LAWS(CHH)-2023-8-73

ASHOK KENWAT Vs. STATE OF CHHATTISGARH

Decided On August 02, 2023
Ashok Kenwat Appellant
V/S
STATE OF CHHATTISGARH Respondents

JUDGEMENT

(1.) Shyambai, Kuntibai (acquitted co-accused persons) and present appellant Ashok Kenwat were apprehended for offences under Ss. 302 & 201 read with Sec. 34 of the IPC alleging that on 23/6/2012 at Village Bandabri, Police Station Basna, they have in furtherance of their common intention, assaulted Lakhpati, S/o Ganeshram Kanwar (now deceased) by blunt side of axe and in order to screen themselves from the aforesaid offence, they left the dead body near the road and thereby committed the offence. Upon investigation, accused Shyambai & Kuntibai were charge-sheeted and the present appellant was also charge-sheeted but in abscondence. Consequently, Shyambai & Kuntibai were tried in Sessions Trial No.91/2012 and acquitted by judgment dtd. 13/3/2013 passed by the 1st Additional Sessions Judge, Mahasamund in that trial in which two witnesses namely, Tilakram & Punitram were also examined by the then trial Court. Thereafter, the present appellant was apprehended on 18/19/6/2013 and supplementary charge-sheet was filed on 2/7/2013 and accordingly, charges were framed against the present appellant on 24/10/2013 and he was put to trial by the Additional Sessions Judge, Saraipali, District Mahasamund in Sessions Trial No.8/2014 in which except one memorandum of the present appellant dtd. 18/6/2013 (Ex.P-3), all the witnesses from PW-1 to PW-11 were examined afresh and Ex.P-3 - memorandum of the present appellant, was brought on record. On 18/6/2013, the present appellant was arrested vide arrest memo Ex.P-22. However, rest of the documents of the earlier trial were relied upon by the trial Court in this sessions trial initiated against the present appellant.
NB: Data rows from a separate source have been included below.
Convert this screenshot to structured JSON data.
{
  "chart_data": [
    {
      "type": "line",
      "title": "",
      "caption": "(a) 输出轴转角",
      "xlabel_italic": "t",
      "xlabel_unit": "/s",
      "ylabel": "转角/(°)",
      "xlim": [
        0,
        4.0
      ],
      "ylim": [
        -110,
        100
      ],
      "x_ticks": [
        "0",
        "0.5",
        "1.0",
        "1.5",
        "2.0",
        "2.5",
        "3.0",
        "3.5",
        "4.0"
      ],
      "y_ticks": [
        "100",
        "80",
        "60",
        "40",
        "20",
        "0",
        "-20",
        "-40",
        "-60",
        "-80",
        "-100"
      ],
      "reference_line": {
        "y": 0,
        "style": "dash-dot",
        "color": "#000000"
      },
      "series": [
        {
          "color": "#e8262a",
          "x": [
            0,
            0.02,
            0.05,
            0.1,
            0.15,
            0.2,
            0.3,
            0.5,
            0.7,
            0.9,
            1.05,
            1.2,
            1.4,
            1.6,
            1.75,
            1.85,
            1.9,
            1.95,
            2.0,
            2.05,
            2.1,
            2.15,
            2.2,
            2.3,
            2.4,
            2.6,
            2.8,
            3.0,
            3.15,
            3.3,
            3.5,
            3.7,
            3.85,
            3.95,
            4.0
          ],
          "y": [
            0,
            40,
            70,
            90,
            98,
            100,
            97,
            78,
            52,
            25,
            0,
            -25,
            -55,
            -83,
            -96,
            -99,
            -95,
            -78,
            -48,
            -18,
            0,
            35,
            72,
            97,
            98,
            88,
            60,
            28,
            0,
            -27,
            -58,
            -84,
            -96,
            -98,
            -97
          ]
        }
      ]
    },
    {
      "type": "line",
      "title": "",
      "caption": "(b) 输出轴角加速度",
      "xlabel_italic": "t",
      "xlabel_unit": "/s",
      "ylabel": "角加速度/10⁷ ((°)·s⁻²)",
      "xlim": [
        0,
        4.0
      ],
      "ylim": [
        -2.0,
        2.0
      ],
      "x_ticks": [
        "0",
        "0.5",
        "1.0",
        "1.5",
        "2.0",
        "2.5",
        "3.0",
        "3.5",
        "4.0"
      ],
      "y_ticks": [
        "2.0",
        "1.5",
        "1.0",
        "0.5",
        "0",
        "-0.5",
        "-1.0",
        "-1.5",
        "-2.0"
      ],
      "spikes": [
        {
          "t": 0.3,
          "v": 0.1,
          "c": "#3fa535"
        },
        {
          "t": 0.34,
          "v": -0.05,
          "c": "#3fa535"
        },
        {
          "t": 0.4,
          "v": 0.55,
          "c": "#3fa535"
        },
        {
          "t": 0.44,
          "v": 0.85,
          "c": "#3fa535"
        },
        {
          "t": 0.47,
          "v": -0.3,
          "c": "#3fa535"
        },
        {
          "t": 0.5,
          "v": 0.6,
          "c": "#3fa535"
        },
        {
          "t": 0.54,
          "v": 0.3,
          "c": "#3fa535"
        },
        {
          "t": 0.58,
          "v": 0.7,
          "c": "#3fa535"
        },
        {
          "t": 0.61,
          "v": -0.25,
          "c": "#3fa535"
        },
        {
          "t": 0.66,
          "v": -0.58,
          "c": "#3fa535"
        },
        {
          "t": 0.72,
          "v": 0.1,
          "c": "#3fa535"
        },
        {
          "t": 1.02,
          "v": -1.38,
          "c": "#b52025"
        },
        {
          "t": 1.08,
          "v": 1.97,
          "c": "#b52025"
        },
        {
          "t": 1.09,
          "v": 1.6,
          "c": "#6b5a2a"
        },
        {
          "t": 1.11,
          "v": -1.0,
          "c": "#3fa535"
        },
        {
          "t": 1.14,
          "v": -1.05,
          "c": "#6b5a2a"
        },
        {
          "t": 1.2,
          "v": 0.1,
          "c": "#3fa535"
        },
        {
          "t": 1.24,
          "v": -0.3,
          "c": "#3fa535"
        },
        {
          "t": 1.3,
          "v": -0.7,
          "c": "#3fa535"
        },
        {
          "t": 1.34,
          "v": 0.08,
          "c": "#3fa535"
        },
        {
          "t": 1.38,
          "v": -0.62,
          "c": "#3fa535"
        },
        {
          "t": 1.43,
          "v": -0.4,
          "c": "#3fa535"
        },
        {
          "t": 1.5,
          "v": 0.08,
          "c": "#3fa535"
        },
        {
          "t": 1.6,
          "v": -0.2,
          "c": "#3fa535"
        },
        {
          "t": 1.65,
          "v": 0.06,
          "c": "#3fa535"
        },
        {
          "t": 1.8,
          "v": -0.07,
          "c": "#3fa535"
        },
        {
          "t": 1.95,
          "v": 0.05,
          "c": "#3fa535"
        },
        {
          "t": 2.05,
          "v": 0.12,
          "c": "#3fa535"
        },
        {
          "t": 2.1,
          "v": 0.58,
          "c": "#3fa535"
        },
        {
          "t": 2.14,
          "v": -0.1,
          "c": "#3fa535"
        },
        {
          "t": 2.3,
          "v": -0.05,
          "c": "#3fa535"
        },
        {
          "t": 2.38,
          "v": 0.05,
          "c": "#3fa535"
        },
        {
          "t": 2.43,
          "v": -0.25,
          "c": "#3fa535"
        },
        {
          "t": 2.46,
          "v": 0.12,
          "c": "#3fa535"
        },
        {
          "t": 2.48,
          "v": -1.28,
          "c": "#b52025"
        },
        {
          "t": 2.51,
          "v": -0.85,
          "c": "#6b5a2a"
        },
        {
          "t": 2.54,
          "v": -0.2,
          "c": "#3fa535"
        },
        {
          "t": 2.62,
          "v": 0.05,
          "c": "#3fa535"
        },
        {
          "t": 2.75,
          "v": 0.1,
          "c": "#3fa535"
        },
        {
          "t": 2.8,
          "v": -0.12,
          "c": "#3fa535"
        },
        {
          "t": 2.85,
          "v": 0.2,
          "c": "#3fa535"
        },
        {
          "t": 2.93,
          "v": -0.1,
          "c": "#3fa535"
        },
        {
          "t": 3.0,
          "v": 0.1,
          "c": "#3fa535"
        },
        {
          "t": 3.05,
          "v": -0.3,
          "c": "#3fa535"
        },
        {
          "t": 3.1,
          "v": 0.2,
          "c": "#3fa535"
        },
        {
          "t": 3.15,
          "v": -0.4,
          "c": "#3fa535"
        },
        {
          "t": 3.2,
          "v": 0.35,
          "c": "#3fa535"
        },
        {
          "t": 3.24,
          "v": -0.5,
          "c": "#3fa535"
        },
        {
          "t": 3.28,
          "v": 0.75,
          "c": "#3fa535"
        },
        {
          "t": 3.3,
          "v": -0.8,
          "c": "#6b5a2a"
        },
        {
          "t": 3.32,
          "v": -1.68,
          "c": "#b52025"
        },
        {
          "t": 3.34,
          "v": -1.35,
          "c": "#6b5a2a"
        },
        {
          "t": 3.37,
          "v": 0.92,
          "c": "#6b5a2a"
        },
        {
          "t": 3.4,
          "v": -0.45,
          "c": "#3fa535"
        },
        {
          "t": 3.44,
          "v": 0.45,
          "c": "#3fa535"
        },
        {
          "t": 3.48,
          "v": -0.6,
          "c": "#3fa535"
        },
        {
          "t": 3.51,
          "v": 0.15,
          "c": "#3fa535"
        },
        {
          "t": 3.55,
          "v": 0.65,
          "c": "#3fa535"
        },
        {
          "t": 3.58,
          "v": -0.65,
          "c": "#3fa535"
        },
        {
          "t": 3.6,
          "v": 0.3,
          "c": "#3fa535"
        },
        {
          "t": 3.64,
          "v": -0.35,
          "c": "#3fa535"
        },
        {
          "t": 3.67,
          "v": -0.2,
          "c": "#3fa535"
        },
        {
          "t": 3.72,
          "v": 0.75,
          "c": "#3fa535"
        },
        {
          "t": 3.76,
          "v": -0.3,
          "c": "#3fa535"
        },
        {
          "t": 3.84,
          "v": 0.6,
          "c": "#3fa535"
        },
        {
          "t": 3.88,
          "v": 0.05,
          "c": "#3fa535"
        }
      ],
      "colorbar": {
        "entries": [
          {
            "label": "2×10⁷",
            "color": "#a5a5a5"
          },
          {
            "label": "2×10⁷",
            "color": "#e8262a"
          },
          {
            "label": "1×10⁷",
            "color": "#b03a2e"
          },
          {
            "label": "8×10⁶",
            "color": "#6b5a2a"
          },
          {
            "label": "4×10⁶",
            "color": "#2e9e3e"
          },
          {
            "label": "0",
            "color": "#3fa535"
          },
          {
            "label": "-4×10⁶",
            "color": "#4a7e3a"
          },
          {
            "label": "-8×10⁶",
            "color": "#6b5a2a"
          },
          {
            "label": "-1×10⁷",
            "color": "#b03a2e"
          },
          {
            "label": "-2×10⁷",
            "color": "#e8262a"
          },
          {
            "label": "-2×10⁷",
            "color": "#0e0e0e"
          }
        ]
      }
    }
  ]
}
(2.) Though the trial Court has recorded the statements of all the witnesses separately afresh in this trial, but by order dated 5-5- 2015, the trial Court held that counsel appearing for the accused was asked to cross-examine the witnesses in the present trial with reference to their previous statements made in S.T. No.91/2012, however, he expressed that he does not wish to cross-examine them and thereafter, the trial Court relying upon the earlier statements of the two witnesses namely, Tilakram & Punitram examined in S.T.No.91/2012 against the two coaccused persons, convicted the appellant herein for offences under Ss. 302 & 201 of the IPC and sentenced him to undergo imprisonment for life & pay fine of ? 2,000/-, in default, additional rigorous imprisonment for one year and rigorous imprisonment for thee years & fine of ? 1,000/-, in default, additional rigorous imprisonment for six months, respectively, by judgment dtd. 18/6/2015 passed by the Additional Sessions Judge, Saraipali, District Mahasamund in Sessions Trial No.8/2014, against which this appeal has been preferred by the appellant herein under Sec. 374(2) of the CrPC.

(3.) Mrs. Indira Tripathi, learned counsel appearing for the appellant, would submit that the trial Court is absolutely unjustified in taking into account the previous statements of Tilakram (PW-2) & Punitram (PW-5) in the present case, as they have not supported the case of the prosecution and one of the witnesses Punitram (PW-5) has stated that he has not seen the incident, as such, the appellant had no right and opportunity to cross-examine these two witnesses in the earlier trial, as he was not appearing in that trial, therefore, by virtue of the second proviso to Sec. 33 of the Indian Evidence Act, 1872, the previous statements of these two witnesses were inadmissible in evidence and the trial Court has grossly erred in applying Sec. 33 relying upon the statements of the witnesses namely, Tilakram (PW-2) & Punitram (PW-5), however, it is not the case where Sec. 299 of the Code of Criminal Procedure, 1973 was applied as neither the present accused was declared absconded nor it has been recorded that the witnesses were not found, as they have been examined conveniently in this sessions trial. Therefore, reliance placed by the trial Court upon the previous statements of Tilakram (PW-2) & Punitram (PW-5) deserves to be excluded and excluding their two versions, there is no other evidence on record to hold the appellant herein guilty of the offence, as nothing has been seized from the possession of the appellant and there is no other evidence evidence against him. As such, the appeal deserves to be allowed and the appellant deserves to be acquitted.